With the paper A Cross-Disciplinary Approach to Education in the Arts and Humanities, Kurt Koegel defended his self-designed degree program in Dance, Design and Communication at the University of Minnesota. Since 1988 he has lived and worked in Europe, teaching for festivals, schools and dance companies including Ultima Vez, Rosas, PARTS, SNDO, EDDC, SEAD, and Korean Nat. Univ. of Arts. He currently directs and teaches in the Masters Program in Contemporary Dance Pedagogy (MAztp) at the HfMDK, Frankfurt. “I am constantly seeking to expand my base of knowledge by research and practice. My work synthesizes influences from the fields of Architecture, Yoga, Pilates, Feldenkrais, and Body-Mind Centering – and equally rock climbing, swimming, and running. My enthusiasm is directed towards finding more effective ways of teaching performance-oriented, contemporary dance forms that are informed by understandings of the natural and social environment.” firstname.lastname@example.org
 http://en.wikipedia.org/wiki/Tensegrity, and http://www.knowledgerush.com/kr/encyclopedia/Tensegrity/ on 17 March 2006 In mechanics and biomechanics, tensegrity or tensional integrity is a property of objects with components that use tension and compression in a combination that yields strength. Tensegrity is the pattern that results when push and pull have a win-win relationship with each other. The pull is continuous and the push is discontinuous.
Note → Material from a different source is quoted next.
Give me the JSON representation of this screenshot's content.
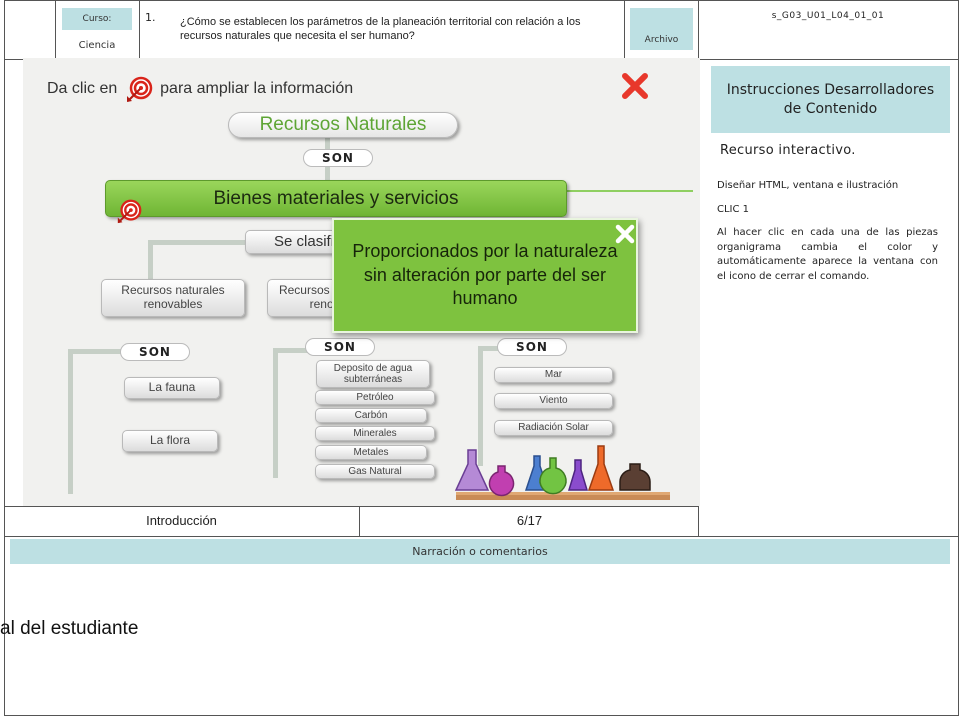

The continuous pull is balanced by the discontinuous push producing an integrity of tension – compression. Buckminster Fuller explained that these fundamental phenomena were not opposites, but complements that could always be found together. He further explained that push is divergent while pull is convergent. Tensegrity is a pair, like many co-existing pairs, of fundamental physical laws – push and pull – compression and tension – repulsion and attraction.